A movement is afoot on Capitol Hill to “force” President Obama to submit any agreement between the United States and Iran to lawmakers, even if it isn’t a treaty that requires ratification. The administration, not surprisingly, says there is no reason to do so. It is also not terribly surprising that the president — a half-term Senator — is not conversant with the 1972 Case Act (1 U.S. Code § 112b – United States international agreements; transmission to Congress). It is more surprising that those who disagree with the president in this case don’t appear to have looked it up.

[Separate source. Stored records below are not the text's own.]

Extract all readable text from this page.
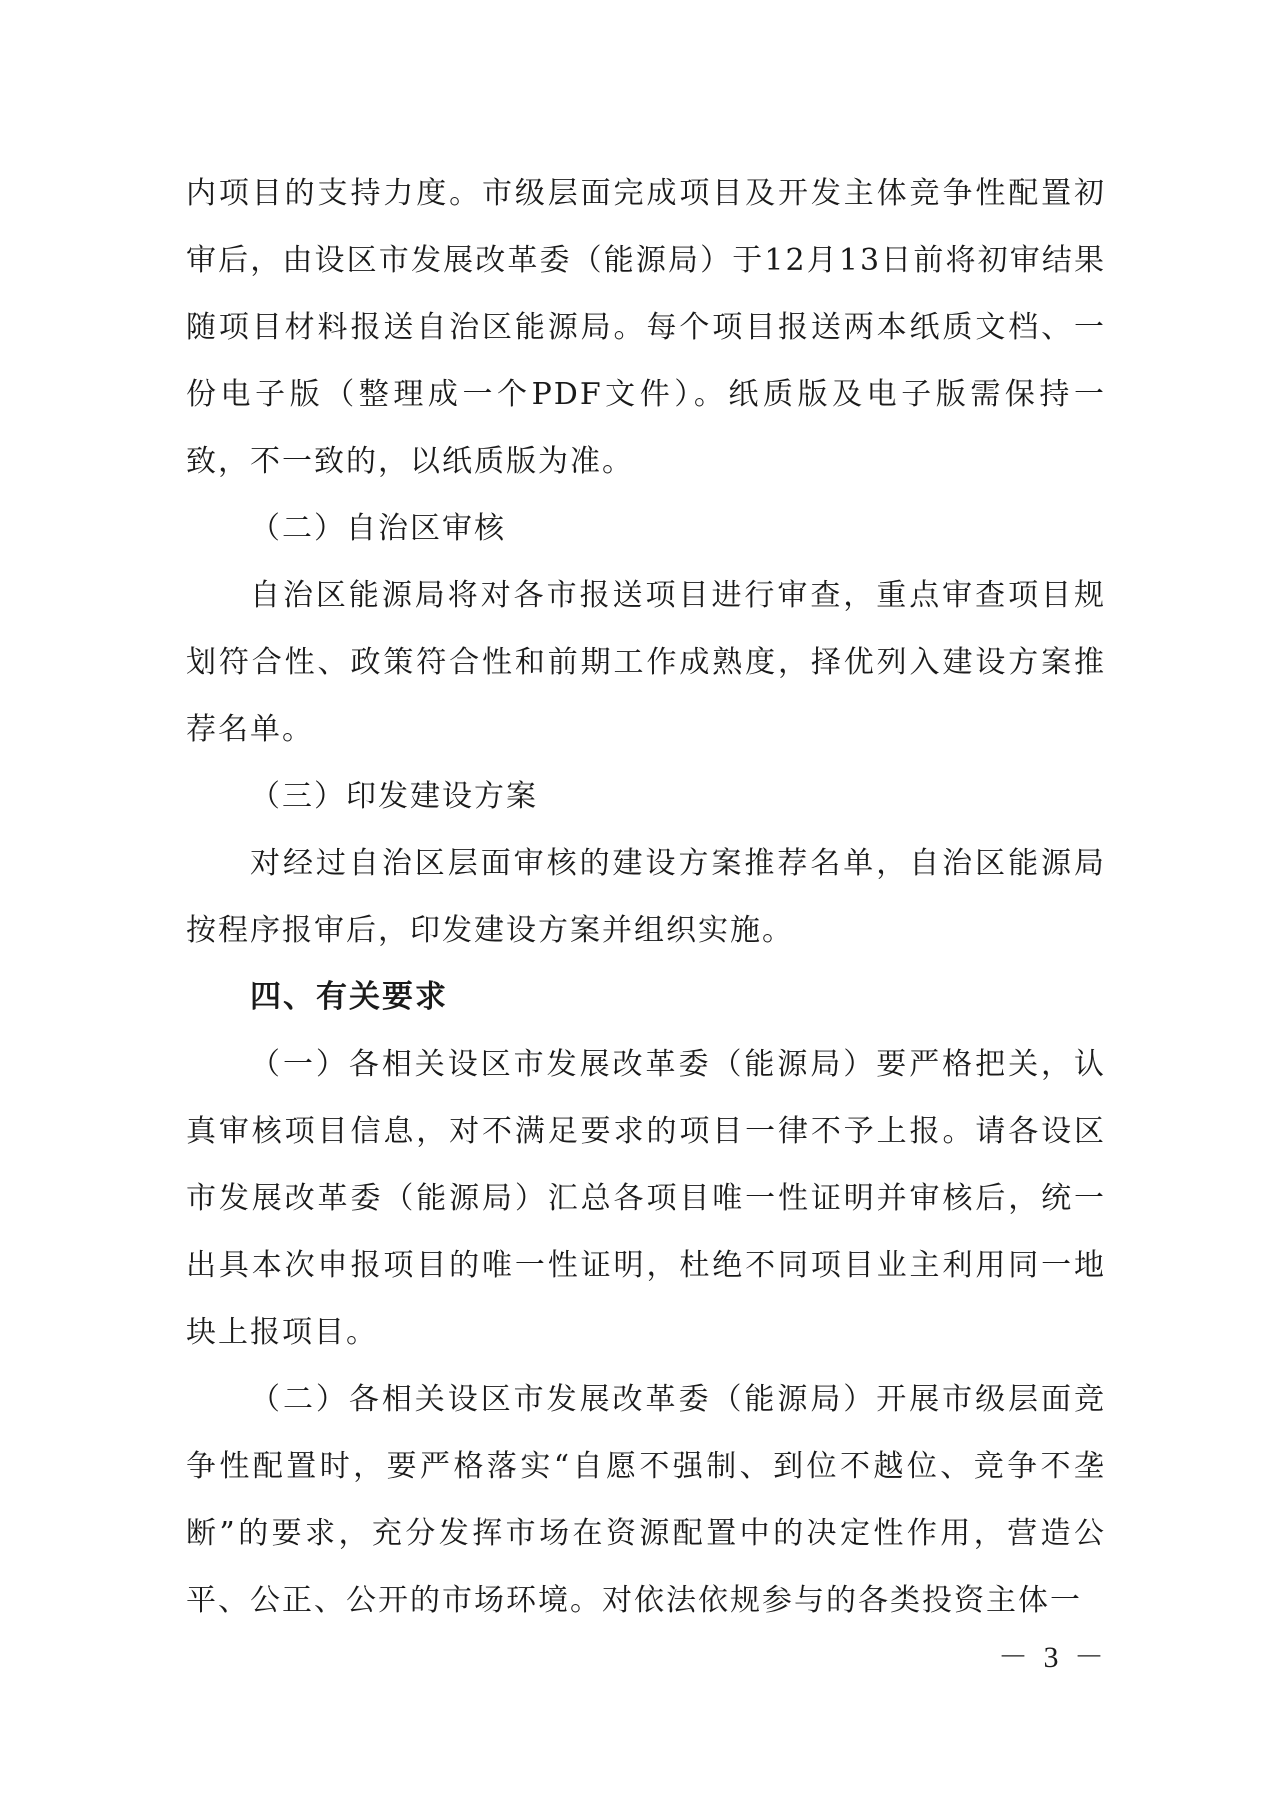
内项目的支持力度。市级层面完成项目及开发主体竞争性配置初审后，由设区市发展改革委（能源局）于12月13日前将初审结果随项目材料报送自治区能源局。每个项目报送两本纸质文档、一份电子版（整理成一个PDF文件）。纸质版及电子版需保持一致，不一致的，以纸质版为准。

（二）自治区审核

自治区能源局将对各市报送项目进行审查，重点审查项目规划符合性、政策符合性和前期工作成熟度，择优列入建设方案推荐名单。

（三）印发建设方案

对经过自治区层面审核的建设方案推荐名单，自治区能源局按程序报审后，印发建设方案并组织实施。

四、有关要求

（一）各相关设区市发展改革委（能源局）要严格把关，认真审核项目信息，对不满足要求的项目一律不予上报。请各设区市发展改革委（能源局）汇总各项目唯一性证明并审核后，统一出具本次申报项目的唯一性证明，杜绝不同项目业主利用同一地块上报项目。

（二）各相关设区市发展改革委（能源局）开展市级层面竞争性配置时，要严格落实“自愿不强制、到位不越位、竞争不垄断”的要求，充分发挥市场在资源配置中的决定性作用，营造公平、公正、公开的市场环境。对依法依规参与的各类投资主体一

－ 3 －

In 1969 and 1970, the Senate Foreign Relations Committee learned that significant covert agreements had been arranged between the U.S. government and South Korea, Laos, Thailand, Ethiopia, Spain, and more. The Democrats at the time controlled both Houses of Congress, but it was Republican Senator Clifford Case (NJ) who authored the legislation that bears his name. The language is simple; the implications vast [emphasis added]:
“(a) The Secretary of State shall transmit to the Congress the text of any international agreement (including the text of any oral international agreement, which agreement shall be reduced to writing), other than a treaty, to which the United States is a party as soon as practicable after such agreement has entered into force with respect to the United States but in no event later than sixty days thereafter. However, any such agreement the immediate public disclosure of which would, in the opinion of the President, be prejudicial to the national security of the United States shall not be so transmitted to the Congress but shall be transmitted to the Committee on Foreign Relations of the Senate and the Committee on International Relations of the House of Representatives under an appropriate injunction of secrecy… Any department or agency of the United States Government which enters into any international agreement on behalf of the United States shall transmit to the Department of State the text of such agreement not later than 20 days after such agreement has been signed.”
For the president and the administration to act lawfully in regard to any forthcoming agreement with Iran, it must be submitted to Congress.